これは別に職業に限ったことではなく、もっと身近なことでもそうだ。例えば、行ったことのない場所での暮らしを書いたり、恋愛経験なんかもそうだろう。経験が役立つことも多いかもしれないが、一人の人間が体験として知れることには限りがあり、身近なことにも想像で補わなければいけないことは多く、そして身近なことにこそ〈知っている〉ゆえの足枷があるような気がする。

まず知っていることに対して嘘を吐く、というのは意外と難しい。根っからの嘘吐きで、自然な嘘を吐くことに快楽を覚えるという人間なら話は別かもしれないが、嘘だらけの世界に嘘を加えるよりも、嘘の無い世界に嘘を加えるほうが難しい、とすくなくとも私は思っている。

第二に、というか、こちらのほうが足枷になる理由としては大きいと思うのだが、〈知っている〉ことに対しては自信があるからか、どうしても視野狭窄になりがち、というのが(これまで書いてきた感覚として)ある。自信がある言葉を後で客観的に鑑みると、ひどく視野が狭くなっていると気付く。そんな経験はないだろうか?

ジャンルに関わらず、体験はあくまで小説を形作る上でのひとつの要素でしかなく、大事なのは想像と知識なのではないか、というのが私の考えで、ただ体験していない部分に繊細になりすぎると余計に不自然になりそうな気がするので、

これからも知らない世界を書く時は堂々と書いていきたいな、という話でした~。よく知らない創作論について、知ったようにちょっと固い文章で書いてみたら疲れてしまいました~。
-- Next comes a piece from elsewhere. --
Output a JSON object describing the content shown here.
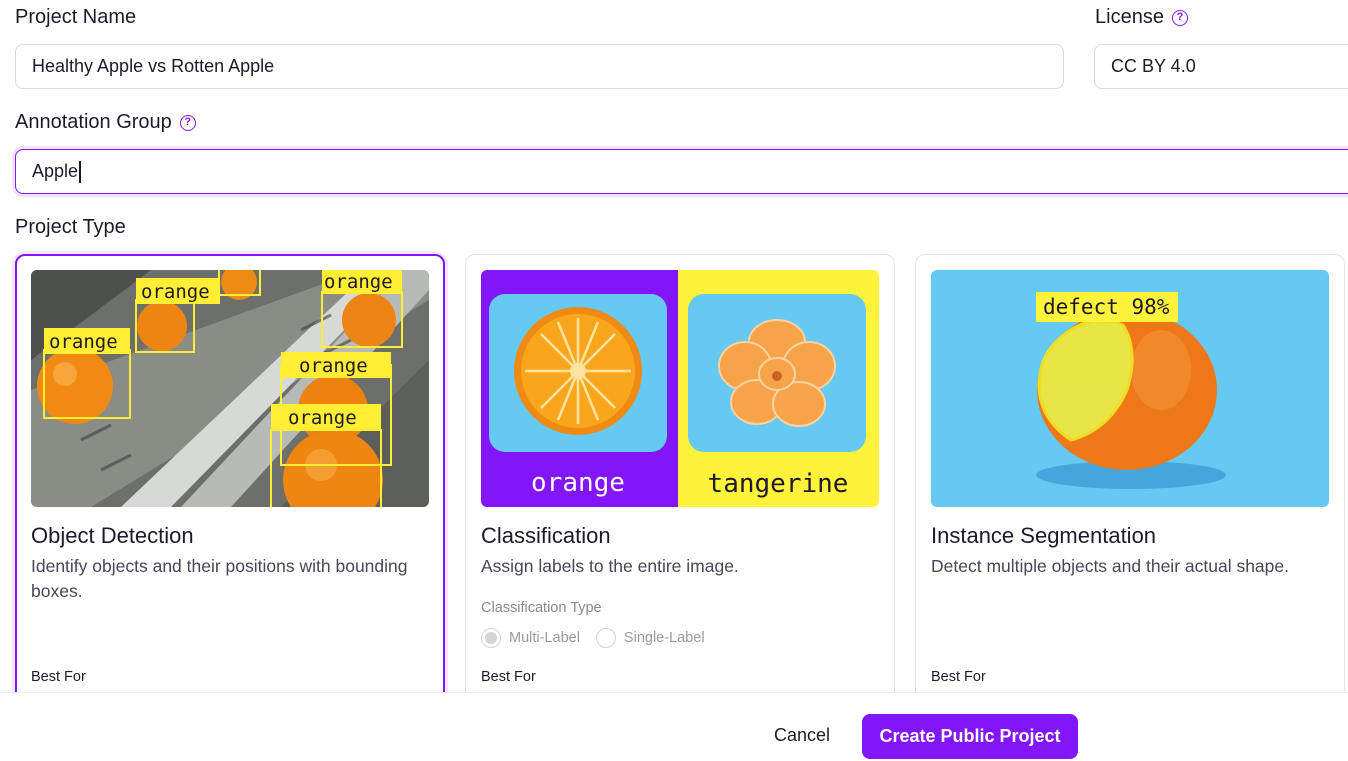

小説は読む人それぞれの中で優劣は決まってしまうものだ、と思っています。すべてが優れている、とは残念ながらならない場合が多いし、そして私の中にも優劣というものは存在します。ただ同時に、物語る(創る)、という行為は等しく尊いとも思っていて、優劣を競い合いたいひとにとってはまた別のベクトルがあると思うのでここでは語りませんが、趣味として小説を書きたいけれど二の足を踏んでいる、という方は、ぜひ一度小説を書いてみませんか?

こんな商業活動もしていなければなんら実績もない人間が偉そうに創作論を語って、気軽に小説を書く、そんな私を許してくれる(……? もしも怒ってたらごめんね、と心の中でひと謝り)周囲に恵まれ、noteでそんな愉しさを見つけてしまった私は、どうも、ね。ここで小説を書きたい、というひとを、もっとひきずりこみたいわけですよ。